The travel time it takes to and from work each day isn’t just annoying: It can impact your health by causing feelings of stress, anger, and social isolation. A primary reason commuting takes a mental toll is because we perceive the travel as “dead time” where we get nothing done.
Your commute doesn’t have to be full of dead time, though. You can channel these quiet moments of self-reflection into a productive part of your daily routine by focusing on tasks you can accomplish along the way.
While commuters on subways, buses, and trains can use their hands and therefore, have time for emails and written tasks, even car commuters can get a lot done if they get in the right mindset.
5 Ways to Get More Out of Your Morning and Evening Commute
- Listen to a business podcast
- Spend time brainstorming
- Learn a new language
- Practice your conversation skills
- Set positive intentions
1. Listen to a Business Podcast
Find a relevant podcast that lets you learn on the go. Invest time in researching podcasts that are directly relevant to your work or that can help you improve tangential skills.
When evaluating a podcast, ask yourself:
- Does the host annoy me? If so, skip it. You don’t want to start and end your workday with someone who drives you crazy.
- Does the podcast length fit my average travel time? A 10-minute podcast for an hour commute means you’ll have to listen to 6 episodes along the way. Because there are so many podcasts available, find the one that better aligns with your travel time.
- How often are new episodes released? You want to find a podcast that has a thick backlog and new episodes released regularly, otherwise, you’ll blow through the show fast and have to start the process all over again. We recommend finding a podcast that uploads at least one episode a week, preferably two.
You can also treat yourself throughout the week by switching up podcasts. Do one business-focused podcast, and then one fun podcast that talks about a hobby or non-work-related subject you’re interested in so you don’t get burnt out on business talk.
2. Spend Time Brainstorming
Even if you don’t have your hands free, you can still get some work accomplished while you commute.
The isolating quiet time is actually a great place to flesh out new ideas and think of innovative ways to problem-solve.
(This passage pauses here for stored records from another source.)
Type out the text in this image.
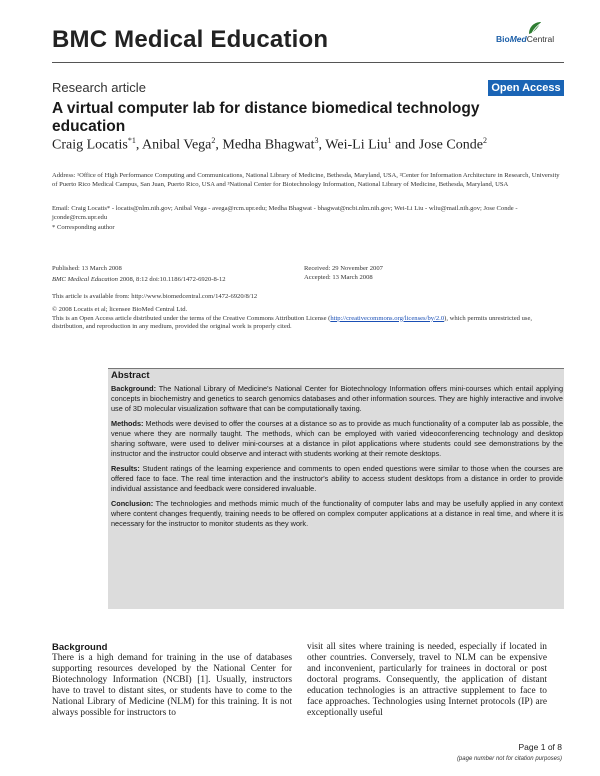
BMC Medical Education	BioMedCentral
Research article	Open Access
A virtual computer lab for distance biomedical technology education
Craig Locatis$^{*1}$, Anibal Vega$^2$, Medha Bhagwat$^3$, Wei-Li Liu$^1$ and Jose Conde$^2$
Address: ¹Office of High Performance Computing and Communications, National Library of Medicine, Bethesda, Maryland, USA, ²Center for Information Architecture in Research, University of Puerto Rico Medical Campus, San Juan, Puerto Rico, USA and ³National Center for Biotechnology Information, National Library of Medicine, Bethesda, Maryland, USA
Email: Craig Locatis* - locatis@nlm.nih.gov; Anibal Vega - avega@rcm.upr.edu; Medha Bhagwat - bhagwat@ncbi.nlm.nih.gov; Wei-Li Liu - wliu@mail.nih.gov; Jose Conde - jconde@rcm.upr.edu
* Corresponding author
Published: 13 March 2008
BMC Medical Education 2008, 8:12 doi:10.1186/1472-6920-8-12
Received: 29 November 2007
Accepted: 13 March 2008
This article is available from: http://www.biomedcentral.com/1472-6920/8/12
© 2008 Locatis et al; licensee BioMed Central Ltd.
This is an Open Access article distributed under the terms of the Creative Commons Attribution License (http://creativecommons.org/licenses/by/2.0), which permits unrestricted use, distribution, and reproduction in any medium, provided the original work is properly cited.
Abstract

Background: The National Library of Medicine's National Center for Biotechnology Information offers mini-courses which entail applying concepts in biochemistry and genetics to search genomics databases and other information sources. They are highly interactive and involve use of 3D molecular visualization software that can be computationally taxing.

Methods: Methods were devised to offer the courses at a distance so as to provide as much functionality of a computer lab as possible, the venue where they are normally taught. The methods, which can be employed with varied videoconferencing technology and desktop sharing software, were used to deliver mini-courses at a distance in pilot applications where students could see demonstrations by the instructor and the instructor could observe and interact with students working at their remote desktops.

Results: Student ratings of the learning experience and comments to open ended questions were similar to those when the courses are offered face to face. The real time interaction and the instructor's ability to access student desktops from a distance in order to provide individual assistance and feedback were considered invaluable.

Conclusion: The technologies and methods mimic much of the functionality of computer labs and may be usefully applied in any context where content changes frequently, training needs to be offered on complex computer applications at a distance in real time, and where it is necessary for the instructor to monitor students as they work.

Background

There is a high demand for training in the use of databases supporting resources developed by the National Center for Biotechnology Information (NCBI) [1]. Usually, instructors have to travel to distant sites, or students have to come to the National Library of Medicine (NLM) for this training. It is not always possible for instructors to

visit all sites where training is needed, especially if located in other countries. Conversely, travel to NLM can be expensive and inconvenient, particularly for trainees in doctoral or post doctoral programs. Consequently, the application of distant education technologies is an attractive supplement to face to face approaches. Technologies using Internet protocols (IP) are exceptionally useful

Page 1 of 8
(page number not for citation purposes)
If you can’t write things down during your travel, try audibly recording yourself so you can think out loud and revisit your train of thought.
This will not only help you prepare yourself for tasks before you get into the office, but it will also help you improve your emotional intelligence.
3. Learn a New Language
Turn your dead time into an opportunity to learn a new language.
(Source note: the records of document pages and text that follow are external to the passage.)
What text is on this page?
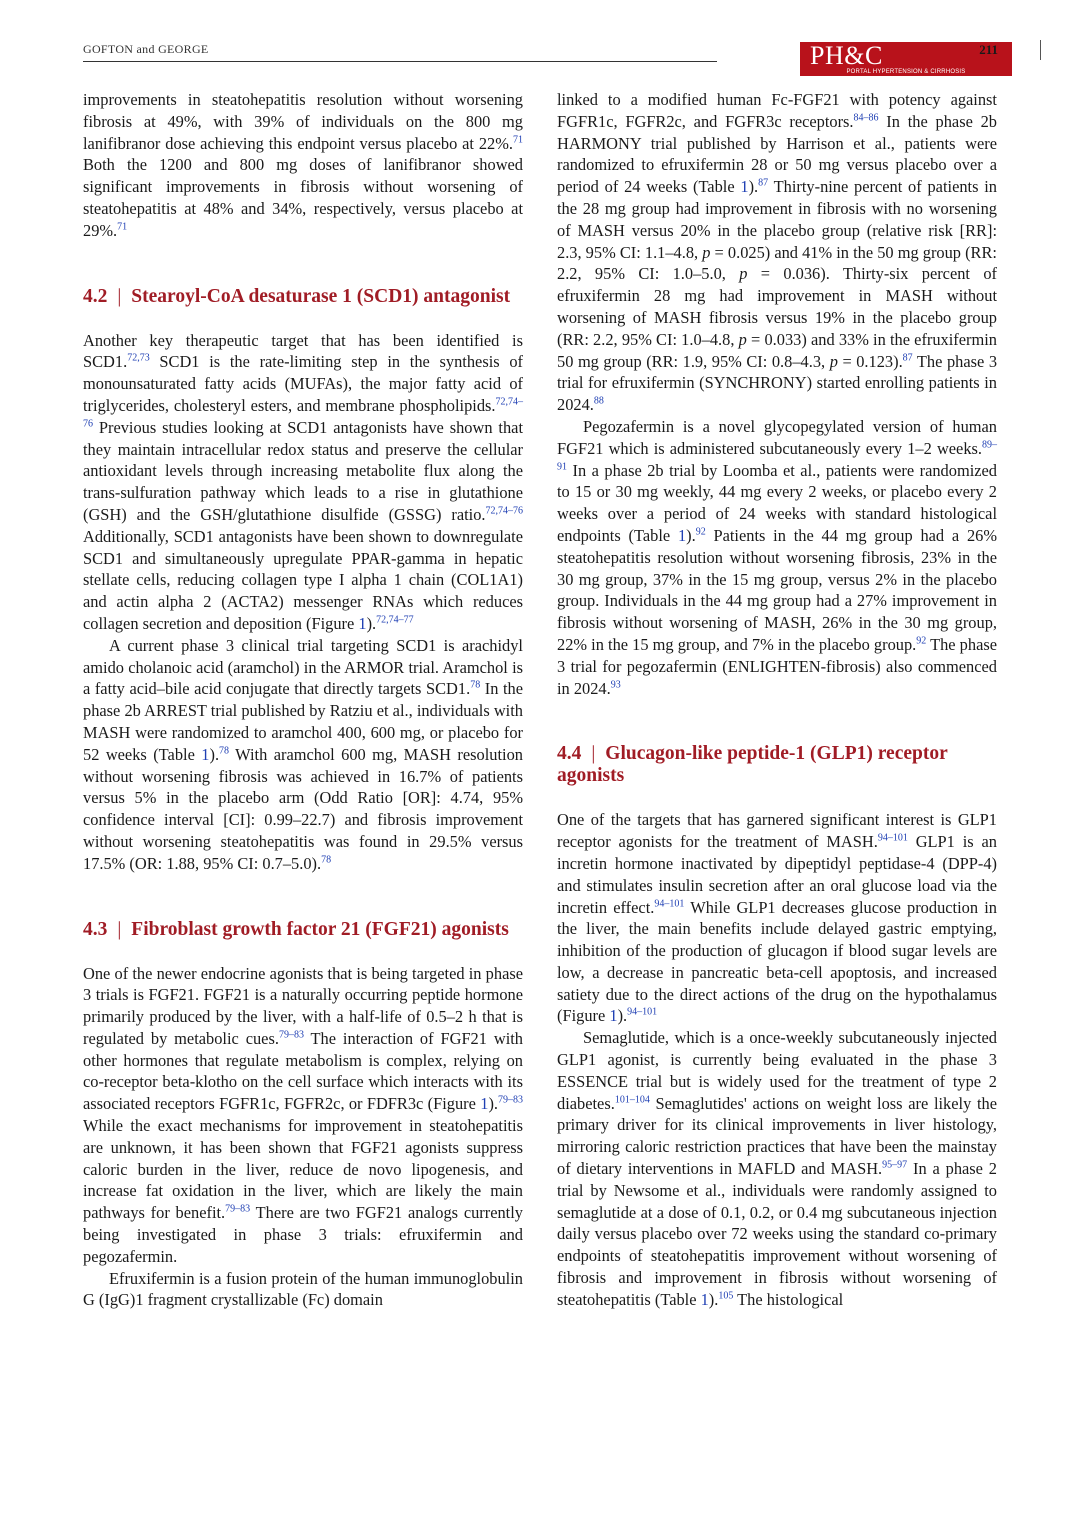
GOFTON and GEORGE	PH&C
PORTAL HYPERTENSION & CIRRHOSIS
211

improvements in steatohepatitis resolution without worsening fibrosis at 49%, with 39% of individuals on the 800 mg lanifibranor dose achieving this endpoint versus placebo at 22%.$^{71}$ Both the 1200 and 800 mg doses of lanifibranor showed significant improvements in fibrosis without worsening of steatohepatitis at 48% and 34%, respectively, versus placebo at 29%.$^{71}$

4.2 | Stearoyl-CoA desaturase 1 (SCD1) antagonist

Another key therapeutic target that has been identified is SCD1.$^{72,73}$ SCD1 is the rate-limiting step in the synthesis of monounsaturated fatty acids (MUFAs), the major fatty acid of triglycerides, cholesteryl esters, and membrane phospholipids.$^{72,74-76}$ Previous studies looking at SCD1 antagonists have shown that they maintain intracellular redox status and preserve the cellular antioxidant levels through increasing metabolite flux along the trans-sulfuration pathway which leads to a rise in glutathione (GSH) and the GSH/glutathione disulfide (GSSG) ratio.$^{72,74-76}$ Additionally, SCD1 antagonists have been shown to downregulate SCD1 and simultaneously upregulate PPAR-gamma in hepatic stellate cells, reducing collagen type I alpha 1 chain (COL1A1) and actin alpha 2 (ACTA2) messenger RNAs which reduces collagen secretion and deposition (Figure 1).$^{72,74-77}$

A current phase 3 clinical trial targeting SCD1 is arachidyl amido cholanoic acid (aramchol) in the ARMOR trial. Aramchol is a fatty acid–bile acid conjugate that directly targets SCD1.78 In the phase 2b ARREST trial published by Ratziu et al., individuals with MASH were randomized to aramchol 400, 600 mg, or placebo for 52 weeks (Table 1).$^{78}$ With aramchol 600 mg, MASH resolution without worsening fibrosis was achieved in 16.7% of patients versus 5% in the placebo arm (Odd Ratio [OR]: 4.74, 95% confidence interval [CI]: 0.99–22.7) and fibrosis improvement without worsening steatohepatitis was found in 29.5% versus 17.5% (OR: 1.88, 95% CI: 0.7–5.0).$^{78}$

4.3 | Fibroblast growth factor 21 (FGF21) agonists

One of the newer endocrine agonists that is being targeted in phase 3 trials is FGF21. FGF21 is a naturally occurring peptide hormone primarily produced by the liver, with a half-life of 0.5–2 h that is regulated by metabolic cues.$^{79-83}$ The interaction of FGF21 with other hormones that regulate metabolism is complex, relying on co-receptor beta-klotho on the cell surface which interacts with its associated receptors FGFR1c, FGFR2c, or FDFR3c (Figure 1).$^{79-83}$ While the exact mechanisms for improvement in steatohepatitis are unknown, it has been shown that FGF21 agonists suppress caloric burden in the liver, reduce de novo lipogenesis, and increase fat oxidation in the liver, which are likely the main pathways for benefit.$^{79-83}$ There are two FGF21 analogs currently being investigated in phase 3 trials: efruxifermin and pegozafermin.

Efruxifermin is a fusion protein of the human immunoglobulin G (IgG)1 fragment crystallizable (Fc) domain

linked to a modified human Fc-FGF21 with potency against FGFR1c, FGFR2c, and FGFR3c receptors.$^{84-86}$ In the phase 2b HARMONY trial published by Harrison et al., patients were randomized to efruxifermin 28 or 50 mg versus placebo over a period of 24 weeks (Table 1).$^{87}$ Thirty-nine percent of patients in the 28 mg group had improvement in fibrosis with no worsening of MASH versus 20% in the placebo group (relative risk [RR]: 2.3, 95% CI: 1.1–4.8, p = 0.025) and 41% in the 50 mg group (RR: 2.2, 95% CI: 1.0–5.0, p = 0.036). Thirty-six percent of efruxifermin 28 mg had improvement in MASH without worsening of MASH fibrosis versus 19% in the placebo group (RR: 2.2, 95% CI: 1.0–4.8, p = 0.033) and 33% in the efruxifermin 50 mg group (RR: 1.9, 95% CI: 0.8–4.3, p = 0.123).$^{87}$ The phase 3 trial for efruxifermin (SYNCHRONY) started enrolling patients in 2024.88

Pegozafermin is a novel glycopegylated version of human FGF21 which is administered subcutaneously every 1–2 weeks.$^{89-91}$ In a phase 2b trial by Loomba et al., patients were randomized to 15 or 30 mg weekly, 44 mg every 2 weeks, or placebo every 2 weeks over a period of 24 weeks with standard histological endpoints (Table 1).$^{92}$ Patients in the 44 mg group had a 26% steatohepatitis resolution without worsening fibrosis, 23% in the 30 mg group, 37% in the 15 mg group, versus 2% in the placebo group. Individuals in the 44 mg group had a 27% improvement in fibrosis without worsening of MASH, 26% in the 30 mg group, 22% in the 15 mg group, and 7% in the placebo group.$^{92}$ The phase 3 trial for pegozafermin (ENLIGHTEN-fibrosis) also commenced in 2024.93

4.4 | Glucagon-like peptide-1 (GLP1) receptor agonists

One of the targets that has garnered significant interest is GLP1 receptor agonists for the treatment of MASH.$^{94-101}$ GLP1 is an incretin hormone inactivated by dipeptidyl peptidase-4 (DPP-4) and stimulates insulin secretion after an oral glucose load via the incretin effect.$^{94-101}$ While GLP1 decreases glucose production in the liver, the main benefits include delayed gastric emptying, inhibition of the production of glucagon if blood sugar levels are low, a decrease in pancreatic beta-cell apoptosis, and increased satiety due to the direct actions of the drug on the hypothalamus (Figure 1).$^{94-101}$

Semaglutide, which is a once-weekly subcutaneously injected GLP1 agonist, is currently being evaluated in the phase 3 ESSENCE trial but is widely used for the treatment of type 2 diabetes.$^{101-104}$ Semaglutides' actions on weight loss are likely the primary driver for its clinical improvements in liver histology, mirroring caloric restriction practices that have been the mainstay of dietary interventions in MAFLD and MASH.$^{95-97}$ In a phase 2 trial by Newsome et al., individuals were randomly assigned to semaglutide at a dose of 0.1, 0.2, or 0.4 mg subcutaneous injection daily versus placebo over 72 weeks using the standard co-primary endpoints of steatohepatitis improvement without worsening of fibrosis and improvement in fibrosis without worsening of steatohepatitis (Table 1).$^{105}$ The histological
There are tons of language apps designed for audio learning such as Memris, Babbell, and Duolingo.
Research which app you’d like to use and then flip it on during the trip. If you travel by bus or train, invest in a good pair of headphones.
Here are some of the benefits of learning a new language:
- Improve decision-making skills: You can train your brain to make better decisions by teaching it to pick up on nuances and subtleties, which leads to more rational decision making.
- Develop a better memory: A recent study found that bilingual children outperform monolingual children on tasks that involved memory.
- Increase your attention span: Noticing a trend here? Learning a new language is good for your brain! You can teach yourself how to concentrate by developing the necessary skills needed to switch between different languages.
- Learn to multitask: Teaching yourself how to speak two languages also teaches you how to focus on multiple tasks and ignore distractions.
- Get a bigger brain: No, we’re not kidding. A group of Swedish scientists did an MRI study and found that certain parts of the brain were bigger and more developed in participants who had learned a foreign language.
4. Practice Your Conversation Skills
If you are commuting on public transportation, use the time to meet someone new and work on your conversation skills. This will not only teach you to be a better communicator, but it will also make you happier.
You never know who you might meet on the bus or train, and you’ll never find out if you always spend your time with your head down.
If you’re traveling by car, you can still focus on improving your communication skills by phoning a friend or colleague.
Make sure to set up the Bluetooth in your car to communicate safely.
5. Set Positive Intentions
Harness the power of positivity on your commute and watch how it transforms your appreciation for the world around you. This mental practice can take less than 10 minutes to accomplish.
Simply jot down or say out loud things you are grateful for in the morning. You can also take time to set your intentions for the day. What do you hope to accomplish?
On the drive home, recap and reflect your day in a positive way.
ake difficult conversations or situations and break them down to the lesson learned.
Make the Most of Your Commute
While commuting does come with its share of costs (gas, tickets, tolls, car insurance, and vehicle maintenance to name a few) your mental health does not have to be one of them.
Using this time to tackle tasks on the go will help you develop yourself while also becoming a happier, more productive person.